Across the globe, the pandemic has most profoundly affected people from communities that have been historically marginalized. In the United States, for instance, one prominent study reveals that while African Americans are 13 percent of the population, they account for 27 percent of the COVID-19 deaths. No comparable data is available about U.S. undergraduate infection rates or fatalities, but if marginalized communities are suffering disproportionately from the health and economic impacts of the pandemic, it stands to reason that new majority students also will be taking a particularly hard hit. In addition, these same students typically attend higher education institutions that are facing the biggest shocks from the pandemic because they lack the large private endowments and deep political influence of the most elite universities.

At the same time, the pandemic sparked an abrupt shift from face-to-face to online teaching. Nearly all U.S. higher educations made this switch in the span of just a few days, giving students and academic staff almost no time to prepare. Although no studies have yet reported on the student or staff experience with that transition in this country, many personal essays and news articles suggest that this unexpected change prompted both individual teachers and academic programs to make quick decisions about pedagogy on their own – leaving most partnership practices behind, despite the best intentions and efforts of the academic staff involved. This underscored the lack of agency many students have in their own educations. In the pandemic “remote” classroom, students often note that they no say in pedagogical and assessment decisions. At a time when many students (and others) feel that their lives are out of control, the remote university classroom is one more space where students have little voice.

Although the pandemic has magnified existing inequities and undercut partnerships and agency, it has reinforced the significance of experiential and integrative learning. In the time of COVID-19, the idea of an Ivory Tower that is separate from the world is ridiculous. Even in disciplines and courses that seem to be above the fray, every student is immersed in a social, economic, and medical environment packed with urgent questions and wicked problems. The very qualities that make an experience a High-Impact Practice – situating students in complex, dynamic environments that require creative application of knowledge and skills to make meaning across disciplinary boundaries – are ubiquitous in students’ lives. COVID-19 robbed us of our familiar classrooms, but it also plunged all of us into situations that provide rich, trans-disciplinary opportunities for critical analysis and integrative learning.
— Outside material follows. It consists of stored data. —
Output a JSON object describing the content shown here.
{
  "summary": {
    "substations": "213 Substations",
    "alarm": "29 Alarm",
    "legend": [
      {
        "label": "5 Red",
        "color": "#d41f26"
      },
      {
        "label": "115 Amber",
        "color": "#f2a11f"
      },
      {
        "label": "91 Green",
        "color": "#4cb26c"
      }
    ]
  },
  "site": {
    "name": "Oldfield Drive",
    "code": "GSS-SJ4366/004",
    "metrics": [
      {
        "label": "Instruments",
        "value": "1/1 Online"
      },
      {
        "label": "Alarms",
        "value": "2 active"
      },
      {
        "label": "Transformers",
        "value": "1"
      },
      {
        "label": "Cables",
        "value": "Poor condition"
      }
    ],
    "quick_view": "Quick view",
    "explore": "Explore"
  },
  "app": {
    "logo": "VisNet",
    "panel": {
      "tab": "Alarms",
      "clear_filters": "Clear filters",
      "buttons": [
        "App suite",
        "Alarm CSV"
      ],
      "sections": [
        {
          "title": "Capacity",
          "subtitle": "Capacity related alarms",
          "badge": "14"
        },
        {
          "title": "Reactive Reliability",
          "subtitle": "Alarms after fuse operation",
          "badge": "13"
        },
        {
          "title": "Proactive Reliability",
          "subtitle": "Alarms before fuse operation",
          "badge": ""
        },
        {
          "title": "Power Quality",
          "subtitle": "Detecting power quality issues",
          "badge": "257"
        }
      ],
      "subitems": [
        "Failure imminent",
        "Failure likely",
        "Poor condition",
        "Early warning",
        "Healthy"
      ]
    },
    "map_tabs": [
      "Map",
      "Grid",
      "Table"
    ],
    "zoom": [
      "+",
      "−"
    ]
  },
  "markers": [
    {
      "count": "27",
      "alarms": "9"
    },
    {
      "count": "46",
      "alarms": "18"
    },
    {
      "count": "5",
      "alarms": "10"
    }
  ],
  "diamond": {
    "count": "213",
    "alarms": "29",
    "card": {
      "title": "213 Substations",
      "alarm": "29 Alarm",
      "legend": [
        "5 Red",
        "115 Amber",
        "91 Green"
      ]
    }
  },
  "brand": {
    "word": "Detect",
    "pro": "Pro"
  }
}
The distinct challenge – and the profound opportunity – of teaching and learning today is to embrace the uncertainty and significance of the pandemic as a way to transform education. Rather than retreating from the chaos of the pandemic into the seemingly safe harbor of our disciplines, we should partner with our students to move our classes and curricula into the world. Doing this requires putting students, not disciplines, at the center of the teaching and learning enterprise. That does not obviate staff expertise or the research mission of higher education; instead, by focusing education on the urgent questions and problems of our students’ lives, we will reinforce the importance of disciplines as primary means to understand the world. Students will dive into disciplines that help them make sense of questions that matter to them, and students will partner with us to co-create new lines of inquiry and exploration that resonate with the emerging needs of their communities.

Re-centering our pedagogy and curricula also will create space for a more holistic, humane education that embraces the full humanity of all of our students. Rather than treating education as something that happens to  students, together we will live into education as a process and a way of being that not only meets the educational goals of individuals and institutions but that also contributes to the common good.